Helix: O Brave New World Review
What is Helix setting up for? Well, we're not exactly sure. Here's our review...
Well, if Helix does get a third season, it has set itself up for a complete reinvention again just as it did between seasons one and two. No one can accuse this series of leaving too many conflicts unresolved. However, turning everything on its head has consequences for the buy-in of the audience as well. The plot twists turned the viewers’ heads around so many times, it was difficult to get a complete picture of what was being revealed. “O Brave New World” was a fairly successful finale (and perhaps even an appropriate series finale), but the scattered storytelling left my head spinning.
The characters in Helix spend a lot of time wandering around looking for someone who escaped them or going back for something that they lost. This week, Julia lost Alan and the samples of the Mother Tree and spent much of the episode tracking him down to… the Mother Tree. Anne’s baby was lost for awhile but was eventually returned to her without a whole lot to show for it other a strange and winding journey for Amy and Landry.
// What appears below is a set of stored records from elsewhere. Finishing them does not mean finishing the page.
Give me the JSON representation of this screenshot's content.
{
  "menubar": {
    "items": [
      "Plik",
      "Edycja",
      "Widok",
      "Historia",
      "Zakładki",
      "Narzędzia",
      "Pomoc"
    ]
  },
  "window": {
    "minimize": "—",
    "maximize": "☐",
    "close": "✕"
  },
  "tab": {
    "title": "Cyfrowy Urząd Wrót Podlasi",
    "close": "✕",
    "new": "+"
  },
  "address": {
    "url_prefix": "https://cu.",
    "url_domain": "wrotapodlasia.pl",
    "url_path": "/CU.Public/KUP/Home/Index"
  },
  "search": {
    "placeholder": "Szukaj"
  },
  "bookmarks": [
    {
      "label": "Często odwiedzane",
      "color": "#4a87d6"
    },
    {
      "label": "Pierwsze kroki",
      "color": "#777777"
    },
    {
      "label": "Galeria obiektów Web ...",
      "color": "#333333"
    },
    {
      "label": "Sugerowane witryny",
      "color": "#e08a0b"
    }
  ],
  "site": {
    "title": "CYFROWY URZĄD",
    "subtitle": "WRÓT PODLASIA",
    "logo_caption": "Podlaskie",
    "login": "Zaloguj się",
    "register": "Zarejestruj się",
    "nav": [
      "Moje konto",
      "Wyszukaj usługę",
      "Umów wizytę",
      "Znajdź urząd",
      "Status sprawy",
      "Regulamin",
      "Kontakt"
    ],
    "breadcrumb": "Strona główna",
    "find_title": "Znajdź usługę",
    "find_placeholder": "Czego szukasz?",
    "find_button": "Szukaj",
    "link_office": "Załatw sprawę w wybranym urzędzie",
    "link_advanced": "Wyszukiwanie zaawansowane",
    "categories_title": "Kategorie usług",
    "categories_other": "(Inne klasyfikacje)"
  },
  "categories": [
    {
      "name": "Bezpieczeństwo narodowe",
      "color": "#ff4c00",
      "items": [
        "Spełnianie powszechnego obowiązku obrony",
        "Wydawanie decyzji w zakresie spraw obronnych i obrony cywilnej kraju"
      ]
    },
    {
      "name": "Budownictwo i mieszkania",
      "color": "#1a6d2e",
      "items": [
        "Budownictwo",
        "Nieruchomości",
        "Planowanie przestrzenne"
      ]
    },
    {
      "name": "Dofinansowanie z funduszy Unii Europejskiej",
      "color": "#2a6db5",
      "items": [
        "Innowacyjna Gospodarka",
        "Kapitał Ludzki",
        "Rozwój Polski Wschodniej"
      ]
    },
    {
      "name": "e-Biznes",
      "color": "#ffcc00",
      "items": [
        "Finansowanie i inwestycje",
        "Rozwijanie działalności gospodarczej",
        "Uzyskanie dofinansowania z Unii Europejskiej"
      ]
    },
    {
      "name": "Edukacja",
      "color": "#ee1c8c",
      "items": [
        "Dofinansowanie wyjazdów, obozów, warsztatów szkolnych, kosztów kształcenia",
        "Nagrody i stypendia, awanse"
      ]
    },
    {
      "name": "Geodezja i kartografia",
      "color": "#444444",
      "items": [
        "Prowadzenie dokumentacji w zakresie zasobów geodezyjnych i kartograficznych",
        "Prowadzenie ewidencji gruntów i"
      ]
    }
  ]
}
And how about that Quasimodo couple, huh? Oh yes, it was horrific; oh my, it was hard to look at; oh goodness, Amy is such a terrible person. Wait, why am I watching this? Amy’s deformity and, her desire to do “whatever I want,” and her eventual fate at the hands of the toothless ones seemed to serve no other purpose than to give a little extra comeuppance to a character who was so easy to despise. But was it needed? If she had died in the CDC raid with her face melting off (which she should have), wasn’t that enough? Apparently not.
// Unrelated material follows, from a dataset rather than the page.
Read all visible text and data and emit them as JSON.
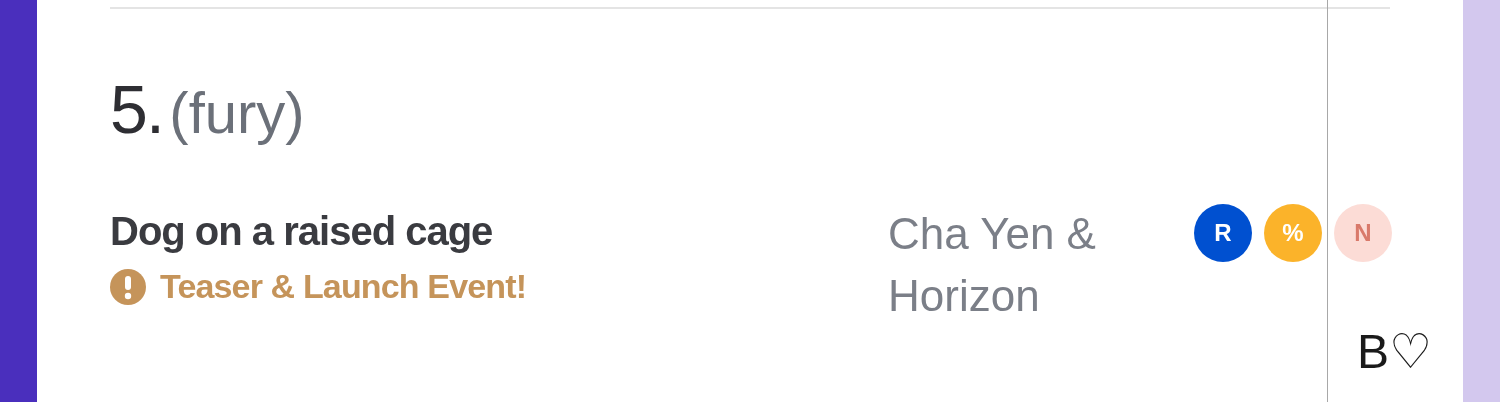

I am kind of glad, though, that Soren ended up being so important both for the mycosis cure and the cure for TXM-7. And you’ll notice that he had no trouble tracking down Peter in order to stab him, unlike his wandering adult counterparts. Bringing the identity of Caleb and the “Do you know the way to San Jose” code phrase full circle was one of the more satisfying resolutions of the episode. I fell victim, along with many others I’m sure, to the idea that Caleb had to be the immortal baby or perhaps the adopted child of Peter and Anne.
Perhaps the misdirection was a bit too successful since, after all the trouble Sarah went through of schlepping her immortal fetus around, the baby didn’t make it. I almost think the writers might be trying to fool us. Would they really use such an unusual birth just to motivate Sarah to work in population control in 2029? Don’t you want to do something with the stem cells or something equally gruesome? I definitely wanted more payoff from this subplot.
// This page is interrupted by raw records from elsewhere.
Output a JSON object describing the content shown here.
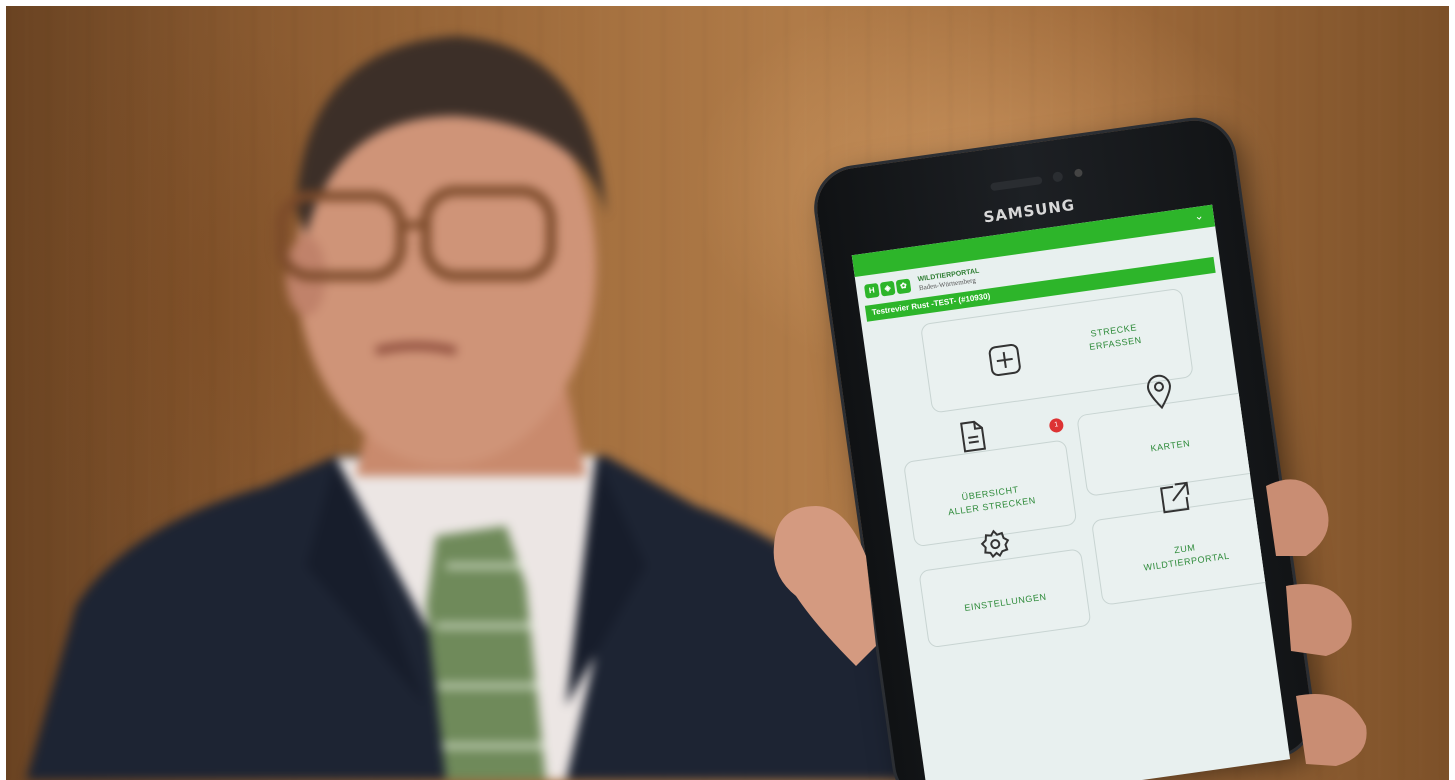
{
  "device": {
    "brand": "SAMSUNG"
  },
  "app": {
    "logo_title": "WILDTIERPORTAL",
    "logo_subtitle": "Baden-Württemberg",
    "revier": "Testrevier Rust -TEST- (#10930)",
    "tiles": [
      {
        "id": "strecke",
        "label_line1": "STRECKE",
        "label_line2": "ERFASSEN",
        "icon": "plus-square-icon"
      },
      {
        "id": "uebersicht",
        "label_line1": "ÜBERSICHT",
        "label_line2": "ALLER STRECKEN",
        "icon": "document-icon",
        "badge": "1"
      },
      {
        "id": "karten",
        "label_line1": "KARTEN",
        "label_line2": "",
        "icon": "map-pin-icon"
      },
      {
        "id": "einstellungen",
        "label_line1": "EINSTELLUNGEN",
        "label_line2": "",
        "icon": "gear-icon"
      },
      {
        "id": "wildtierportal",
        "label_line1": "ZUM",
        "label_line2": "WILDTIERPORTAL",
        "icon": "external-link-icon"
      }
    ]
  },
  "colors": {
    "accent_green": "#2db52a",
    "label_green": "#2e8b3a",
    "screen_bg": "#e8f0ef"
  }
}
Some of the shocking moments that were piled up at the end of the episode were effective albeit overwhelming at times. It had occurred to me that Narvik C, for example, was a fabrication designed to force Julia to go after the infertility virus on St. Germaine. Likewise, Kyle giving the “Olivia” cure to the CDC and the safe deposit box information to the authorities was a nice bit of resolution. But one surprise that left me scratching my head, as cool as it was, was Alan’s transformation into an immortal. The irony is not lost on me, but the whys and the wherefores are.
Where to next Helix? Will you be relegated to the archives of thrillingly bad science fiction television, or will you reach new heights of absurdity in future seasons? Given the levels of suspension of disbelief required to watch the show, I’d pretty much accept whatever fate has in store for this show. I criticize the show quite a bit, but more often than not, I find myself having fun doing it.
And in the end, that’s probably the whole point.